JA:, I would say that the best companies, or the most successful ones, still haven’t exited. That’s the crazy thing about about doing angel investing or venture capital — the early exits can be good but the the real winners take a long time. I was an investor in [the e-signature company] Hello Sign, which was acquired by Dropbox [in 2019 for $230 million in cash]. I was invested in [the content sharing platform] SlideShare, which was acquired by LinkedIn [in 2012 for $119 million in cash and stock], and those were very profitable exits. But some of the companies I invested in, like Instacart or Front or AngelList, are still not exited, and they’re doing extremely well and will be extremely profitable investments,. But it does require patience. There are companies that are worth tens of billions [of dollars], but oftentimes, the entrepreneurs have been working on those companies for a long time.

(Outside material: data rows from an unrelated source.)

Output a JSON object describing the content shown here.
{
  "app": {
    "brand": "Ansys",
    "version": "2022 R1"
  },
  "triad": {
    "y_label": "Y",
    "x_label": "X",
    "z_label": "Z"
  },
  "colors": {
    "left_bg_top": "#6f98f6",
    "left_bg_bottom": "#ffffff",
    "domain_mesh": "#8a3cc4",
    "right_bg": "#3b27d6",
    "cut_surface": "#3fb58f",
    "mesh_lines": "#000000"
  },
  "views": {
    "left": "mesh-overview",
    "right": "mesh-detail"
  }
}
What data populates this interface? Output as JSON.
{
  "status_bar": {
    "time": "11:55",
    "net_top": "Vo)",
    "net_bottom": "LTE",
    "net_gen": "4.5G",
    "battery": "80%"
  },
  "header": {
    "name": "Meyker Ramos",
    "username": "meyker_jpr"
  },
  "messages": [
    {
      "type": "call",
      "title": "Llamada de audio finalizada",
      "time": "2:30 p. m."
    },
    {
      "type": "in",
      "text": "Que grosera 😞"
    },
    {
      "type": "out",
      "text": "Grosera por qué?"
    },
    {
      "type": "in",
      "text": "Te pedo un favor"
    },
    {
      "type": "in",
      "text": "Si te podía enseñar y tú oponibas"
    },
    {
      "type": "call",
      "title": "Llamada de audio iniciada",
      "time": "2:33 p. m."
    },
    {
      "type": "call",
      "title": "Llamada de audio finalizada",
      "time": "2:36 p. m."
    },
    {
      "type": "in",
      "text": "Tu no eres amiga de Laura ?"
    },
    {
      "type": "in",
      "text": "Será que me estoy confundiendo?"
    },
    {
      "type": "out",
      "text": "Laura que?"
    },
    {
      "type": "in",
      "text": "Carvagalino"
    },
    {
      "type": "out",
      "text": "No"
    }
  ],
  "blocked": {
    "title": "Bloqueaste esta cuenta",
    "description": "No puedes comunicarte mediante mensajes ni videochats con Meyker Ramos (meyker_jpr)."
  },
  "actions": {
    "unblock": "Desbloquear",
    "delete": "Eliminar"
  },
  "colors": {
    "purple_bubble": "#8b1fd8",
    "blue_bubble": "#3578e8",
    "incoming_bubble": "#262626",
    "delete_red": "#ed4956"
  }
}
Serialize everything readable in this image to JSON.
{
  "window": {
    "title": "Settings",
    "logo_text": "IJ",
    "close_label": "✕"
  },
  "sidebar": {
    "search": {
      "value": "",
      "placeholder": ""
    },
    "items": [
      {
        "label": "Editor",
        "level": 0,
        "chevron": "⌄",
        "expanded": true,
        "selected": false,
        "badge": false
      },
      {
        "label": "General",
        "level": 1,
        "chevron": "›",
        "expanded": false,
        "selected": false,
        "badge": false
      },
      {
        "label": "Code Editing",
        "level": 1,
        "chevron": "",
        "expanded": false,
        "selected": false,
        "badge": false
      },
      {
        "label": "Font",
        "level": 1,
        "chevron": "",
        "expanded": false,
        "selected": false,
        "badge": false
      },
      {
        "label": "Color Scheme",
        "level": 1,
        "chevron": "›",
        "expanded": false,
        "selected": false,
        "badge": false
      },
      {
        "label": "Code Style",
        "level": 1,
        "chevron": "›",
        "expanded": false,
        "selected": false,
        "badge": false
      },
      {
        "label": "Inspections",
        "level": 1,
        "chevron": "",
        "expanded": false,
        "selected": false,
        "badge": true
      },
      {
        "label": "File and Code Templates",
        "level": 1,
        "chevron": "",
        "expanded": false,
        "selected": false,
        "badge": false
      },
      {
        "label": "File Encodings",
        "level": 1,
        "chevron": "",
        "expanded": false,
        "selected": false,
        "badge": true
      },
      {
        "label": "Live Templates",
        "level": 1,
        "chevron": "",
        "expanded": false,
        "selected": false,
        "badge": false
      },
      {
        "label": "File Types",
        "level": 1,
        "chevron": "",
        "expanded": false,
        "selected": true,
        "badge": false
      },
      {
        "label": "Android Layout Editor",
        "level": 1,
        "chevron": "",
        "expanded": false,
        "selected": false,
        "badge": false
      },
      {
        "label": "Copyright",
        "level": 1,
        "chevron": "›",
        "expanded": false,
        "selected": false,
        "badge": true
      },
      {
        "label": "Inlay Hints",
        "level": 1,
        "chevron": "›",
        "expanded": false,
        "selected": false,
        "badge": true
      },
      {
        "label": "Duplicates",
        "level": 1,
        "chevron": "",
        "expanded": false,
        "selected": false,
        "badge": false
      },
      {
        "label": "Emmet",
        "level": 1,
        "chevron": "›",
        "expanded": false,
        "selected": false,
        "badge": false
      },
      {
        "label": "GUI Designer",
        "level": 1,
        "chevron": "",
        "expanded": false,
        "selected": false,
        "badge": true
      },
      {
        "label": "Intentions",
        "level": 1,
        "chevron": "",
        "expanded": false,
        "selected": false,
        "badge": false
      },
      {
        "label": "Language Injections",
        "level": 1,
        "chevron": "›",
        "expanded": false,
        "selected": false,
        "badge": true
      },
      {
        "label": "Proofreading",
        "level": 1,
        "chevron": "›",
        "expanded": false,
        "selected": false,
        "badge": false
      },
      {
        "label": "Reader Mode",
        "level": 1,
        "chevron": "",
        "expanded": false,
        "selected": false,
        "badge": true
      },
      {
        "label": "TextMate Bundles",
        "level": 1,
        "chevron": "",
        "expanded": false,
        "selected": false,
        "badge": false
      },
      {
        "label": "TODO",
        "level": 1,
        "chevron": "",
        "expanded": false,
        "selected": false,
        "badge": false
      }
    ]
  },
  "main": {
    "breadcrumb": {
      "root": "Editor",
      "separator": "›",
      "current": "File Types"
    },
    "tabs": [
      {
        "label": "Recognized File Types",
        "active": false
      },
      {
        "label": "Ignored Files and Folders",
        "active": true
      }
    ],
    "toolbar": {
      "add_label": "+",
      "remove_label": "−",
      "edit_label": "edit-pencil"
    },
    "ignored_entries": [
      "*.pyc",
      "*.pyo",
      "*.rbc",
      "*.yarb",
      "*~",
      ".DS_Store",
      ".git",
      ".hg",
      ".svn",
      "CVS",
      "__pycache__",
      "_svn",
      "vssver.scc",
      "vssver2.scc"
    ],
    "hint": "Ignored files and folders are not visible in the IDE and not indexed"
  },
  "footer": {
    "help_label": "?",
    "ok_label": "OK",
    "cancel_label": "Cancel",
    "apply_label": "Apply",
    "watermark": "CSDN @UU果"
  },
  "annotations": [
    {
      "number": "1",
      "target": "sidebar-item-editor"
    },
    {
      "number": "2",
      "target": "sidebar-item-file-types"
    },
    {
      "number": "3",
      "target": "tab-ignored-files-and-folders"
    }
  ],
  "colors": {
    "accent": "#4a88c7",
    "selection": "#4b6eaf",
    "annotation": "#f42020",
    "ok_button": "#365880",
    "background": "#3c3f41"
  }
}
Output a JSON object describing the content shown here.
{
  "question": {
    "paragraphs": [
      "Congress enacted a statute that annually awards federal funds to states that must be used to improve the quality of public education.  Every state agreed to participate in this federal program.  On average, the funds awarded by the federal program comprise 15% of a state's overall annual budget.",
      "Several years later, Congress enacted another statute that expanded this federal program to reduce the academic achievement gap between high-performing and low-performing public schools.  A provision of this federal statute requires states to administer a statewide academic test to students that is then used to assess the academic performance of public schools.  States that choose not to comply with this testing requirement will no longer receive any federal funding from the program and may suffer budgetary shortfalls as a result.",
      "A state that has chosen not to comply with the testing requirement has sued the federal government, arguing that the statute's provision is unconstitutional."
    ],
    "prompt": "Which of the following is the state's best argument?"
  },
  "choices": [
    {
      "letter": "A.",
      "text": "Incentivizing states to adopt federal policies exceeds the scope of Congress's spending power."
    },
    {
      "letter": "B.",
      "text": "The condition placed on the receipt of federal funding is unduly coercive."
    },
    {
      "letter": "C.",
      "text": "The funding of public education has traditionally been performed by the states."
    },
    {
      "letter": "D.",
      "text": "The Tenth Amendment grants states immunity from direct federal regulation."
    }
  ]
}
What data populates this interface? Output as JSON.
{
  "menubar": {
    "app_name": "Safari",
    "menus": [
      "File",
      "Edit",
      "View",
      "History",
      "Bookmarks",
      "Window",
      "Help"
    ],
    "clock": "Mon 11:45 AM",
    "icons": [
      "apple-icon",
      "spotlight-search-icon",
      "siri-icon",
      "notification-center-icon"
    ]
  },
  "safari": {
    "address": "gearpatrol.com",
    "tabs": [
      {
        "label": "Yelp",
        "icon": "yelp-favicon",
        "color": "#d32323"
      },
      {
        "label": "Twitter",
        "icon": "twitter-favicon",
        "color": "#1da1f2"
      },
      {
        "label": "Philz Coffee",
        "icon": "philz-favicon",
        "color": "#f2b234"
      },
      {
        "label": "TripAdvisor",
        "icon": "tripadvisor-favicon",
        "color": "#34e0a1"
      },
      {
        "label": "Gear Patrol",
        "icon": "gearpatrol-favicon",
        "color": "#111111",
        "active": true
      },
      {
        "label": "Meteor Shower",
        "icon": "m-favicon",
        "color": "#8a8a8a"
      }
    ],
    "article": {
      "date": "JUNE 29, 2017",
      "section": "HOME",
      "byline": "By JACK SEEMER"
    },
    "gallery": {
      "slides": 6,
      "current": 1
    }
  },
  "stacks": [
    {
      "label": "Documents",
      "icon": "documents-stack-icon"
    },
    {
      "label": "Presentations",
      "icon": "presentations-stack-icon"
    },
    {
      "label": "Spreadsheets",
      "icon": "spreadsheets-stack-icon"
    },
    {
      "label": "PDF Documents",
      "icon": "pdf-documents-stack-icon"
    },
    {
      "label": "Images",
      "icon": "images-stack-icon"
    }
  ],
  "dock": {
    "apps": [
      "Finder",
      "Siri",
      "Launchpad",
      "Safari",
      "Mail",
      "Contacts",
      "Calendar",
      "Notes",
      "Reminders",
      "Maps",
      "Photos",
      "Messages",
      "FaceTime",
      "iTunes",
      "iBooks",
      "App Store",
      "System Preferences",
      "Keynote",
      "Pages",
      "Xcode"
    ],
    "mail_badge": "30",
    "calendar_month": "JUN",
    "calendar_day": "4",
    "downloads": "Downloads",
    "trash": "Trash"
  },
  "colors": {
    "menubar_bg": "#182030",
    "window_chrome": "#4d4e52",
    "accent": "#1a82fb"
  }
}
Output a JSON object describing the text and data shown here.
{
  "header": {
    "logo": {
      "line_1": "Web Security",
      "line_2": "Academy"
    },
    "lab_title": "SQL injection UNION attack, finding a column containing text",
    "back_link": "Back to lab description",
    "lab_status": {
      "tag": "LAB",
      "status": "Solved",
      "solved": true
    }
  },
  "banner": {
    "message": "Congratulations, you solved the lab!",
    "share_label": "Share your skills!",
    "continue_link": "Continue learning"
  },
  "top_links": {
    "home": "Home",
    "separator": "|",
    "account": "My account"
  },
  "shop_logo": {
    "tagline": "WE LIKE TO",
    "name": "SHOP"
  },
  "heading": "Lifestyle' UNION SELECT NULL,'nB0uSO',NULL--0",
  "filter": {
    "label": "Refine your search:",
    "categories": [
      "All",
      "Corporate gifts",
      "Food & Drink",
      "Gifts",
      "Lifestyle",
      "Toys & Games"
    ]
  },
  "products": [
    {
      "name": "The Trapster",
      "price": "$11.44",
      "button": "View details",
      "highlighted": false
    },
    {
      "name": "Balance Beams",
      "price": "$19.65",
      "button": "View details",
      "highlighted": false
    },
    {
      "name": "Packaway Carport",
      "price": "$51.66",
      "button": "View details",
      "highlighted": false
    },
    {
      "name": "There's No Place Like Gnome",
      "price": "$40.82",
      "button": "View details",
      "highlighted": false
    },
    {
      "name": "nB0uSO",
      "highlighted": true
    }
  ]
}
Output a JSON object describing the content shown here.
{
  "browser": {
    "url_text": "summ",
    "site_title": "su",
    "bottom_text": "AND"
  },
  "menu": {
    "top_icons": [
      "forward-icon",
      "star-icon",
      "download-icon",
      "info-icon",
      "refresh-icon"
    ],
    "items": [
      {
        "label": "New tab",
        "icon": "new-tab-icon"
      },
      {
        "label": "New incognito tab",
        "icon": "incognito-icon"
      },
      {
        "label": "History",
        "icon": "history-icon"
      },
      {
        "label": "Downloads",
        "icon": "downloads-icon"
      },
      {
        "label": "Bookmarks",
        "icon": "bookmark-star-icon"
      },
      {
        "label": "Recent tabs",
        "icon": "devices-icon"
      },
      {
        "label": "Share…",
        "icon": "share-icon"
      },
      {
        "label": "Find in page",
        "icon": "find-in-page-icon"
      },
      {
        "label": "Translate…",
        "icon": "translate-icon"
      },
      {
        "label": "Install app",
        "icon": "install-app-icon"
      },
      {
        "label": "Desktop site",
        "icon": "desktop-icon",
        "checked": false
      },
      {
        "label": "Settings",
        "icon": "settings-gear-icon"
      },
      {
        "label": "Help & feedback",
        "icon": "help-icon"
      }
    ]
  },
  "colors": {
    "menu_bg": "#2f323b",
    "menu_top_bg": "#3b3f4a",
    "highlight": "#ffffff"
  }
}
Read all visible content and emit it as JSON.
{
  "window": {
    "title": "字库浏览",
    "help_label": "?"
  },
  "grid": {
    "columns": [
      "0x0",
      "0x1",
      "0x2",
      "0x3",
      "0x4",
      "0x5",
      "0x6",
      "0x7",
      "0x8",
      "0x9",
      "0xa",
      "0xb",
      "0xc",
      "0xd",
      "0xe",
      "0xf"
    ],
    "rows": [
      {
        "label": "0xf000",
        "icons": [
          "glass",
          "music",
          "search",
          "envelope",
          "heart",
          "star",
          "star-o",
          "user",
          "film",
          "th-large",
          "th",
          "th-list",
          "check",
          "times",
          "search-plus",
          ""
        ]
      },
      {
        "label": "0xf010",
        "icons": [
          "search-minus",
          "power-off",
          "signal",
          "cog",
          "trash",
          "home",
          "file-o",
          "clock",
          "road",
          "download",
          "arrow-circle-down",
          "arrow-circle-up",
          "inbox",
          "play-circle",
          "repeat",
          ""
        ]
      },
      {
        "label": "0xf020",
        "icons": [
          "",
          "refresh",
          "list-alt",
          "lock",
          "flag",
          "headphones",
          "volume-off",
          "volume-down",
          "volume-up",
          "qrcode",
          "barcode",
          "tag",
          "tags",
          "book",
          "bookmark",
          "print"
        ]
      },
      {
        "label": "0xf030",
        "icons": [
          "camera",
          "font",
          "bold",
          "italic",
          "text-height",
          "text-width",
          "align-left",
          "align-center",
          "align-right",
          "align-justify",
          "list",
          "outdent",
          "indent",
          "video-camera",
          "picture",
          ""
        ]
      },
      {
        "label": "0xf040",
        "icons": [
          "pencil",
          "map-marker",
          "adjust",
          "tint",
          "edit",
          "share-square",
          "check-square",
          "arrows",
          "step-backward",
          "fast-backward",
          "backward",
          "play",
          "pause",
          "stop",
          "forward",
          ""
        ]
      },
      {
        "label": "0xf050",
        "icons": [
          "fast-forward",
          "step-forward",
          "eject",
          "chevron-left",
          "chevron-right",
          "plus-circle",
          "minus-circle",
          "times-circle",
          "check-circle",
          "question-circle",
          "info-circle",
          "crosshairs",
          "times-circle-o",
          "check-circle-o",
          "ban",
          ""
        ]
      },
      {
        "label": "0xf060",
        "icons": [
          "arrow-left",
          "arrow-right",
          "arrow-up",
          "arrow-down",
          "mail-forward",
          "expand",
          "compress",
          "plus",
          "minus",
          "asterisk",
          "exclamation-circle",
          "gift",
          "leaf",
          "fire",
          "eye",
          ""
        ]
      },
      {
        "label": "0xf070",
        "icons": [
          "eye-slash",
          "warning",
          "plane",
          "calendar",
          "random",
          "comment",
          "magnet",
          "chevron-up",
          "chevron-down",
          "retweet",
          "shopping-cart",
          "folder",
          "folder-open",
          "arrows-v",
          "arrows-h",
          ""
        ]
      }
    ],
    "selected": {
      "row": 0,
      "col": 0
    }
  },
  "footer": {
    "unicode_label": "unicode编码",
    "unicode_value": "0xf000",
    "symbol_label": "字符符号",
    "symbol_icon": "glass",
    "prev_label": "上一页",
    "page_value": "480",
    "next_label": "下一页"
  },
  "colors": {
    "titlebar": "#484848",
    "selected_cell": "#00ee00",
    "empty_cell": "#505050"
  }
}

TC: You’re obviously a pioneer in social media, having started Friendster more recently started Nuzzle. Meanwhile, social media is hot again. How interested are you in social as an area of investment?

JA: We’re open to it, but it’s not the area we’re most focused on right now, and I think that’s because of opportunity. Every week, somebody sends us some new social media pitch, but I’m still waiting to see something that’s crazy and innovative. Usually we just see things like, ‘We don’t like Facebook; we’ll somehow be better. ‘

What we invest in is software. We’re not investing in biotech or mattresses or coffee or spaceships. Software that connects people or businesses in new ways is what Kent and I are really passionate about.

TC: How can founders reach you? Do they need a warm introduction?

JA: introductions are great. We like to see an entrepreneur who can network. If nobody on the founding team of a company has the ability to get introductions to investors, then how are you going to get introductions to customers and build your team and all those kinds of things?

On the other hand, I’m on the board of Girls in Tech, and Kent and I really care about diversity and we know that requiring an intro can be an impediment to improving the diversity numbers in an industry that really needs improvement. Soif somebody sends me a cold email, I’m going to look at it.

The problem is, I get a lot of cold emails, and they’re all terrible. They’re generally really long and don’t contain any of the information you need. So If [we’re sent] a cold email, we would probably read it, but in general, the cold emails we get are just not compelling. Most of the companies that we’ve invested in, some of them have been entrepreneurs that we already know, and many of them have been referrals. Generally, we like to get deal flow directly from entrepreneurs, and when other VCs send us deals, we usually don’t do them for various reasons.

TC: Wait, why not? Because they are probably sending the same deal to everyone at once?

JA: One issue is adverse selection where, if this is something that a VC is sharing around and didn’t gobble up that allocation themselves, there may be an issue there. Another issue is timing. We like to know a company super early — ideally before other VCs really know about it.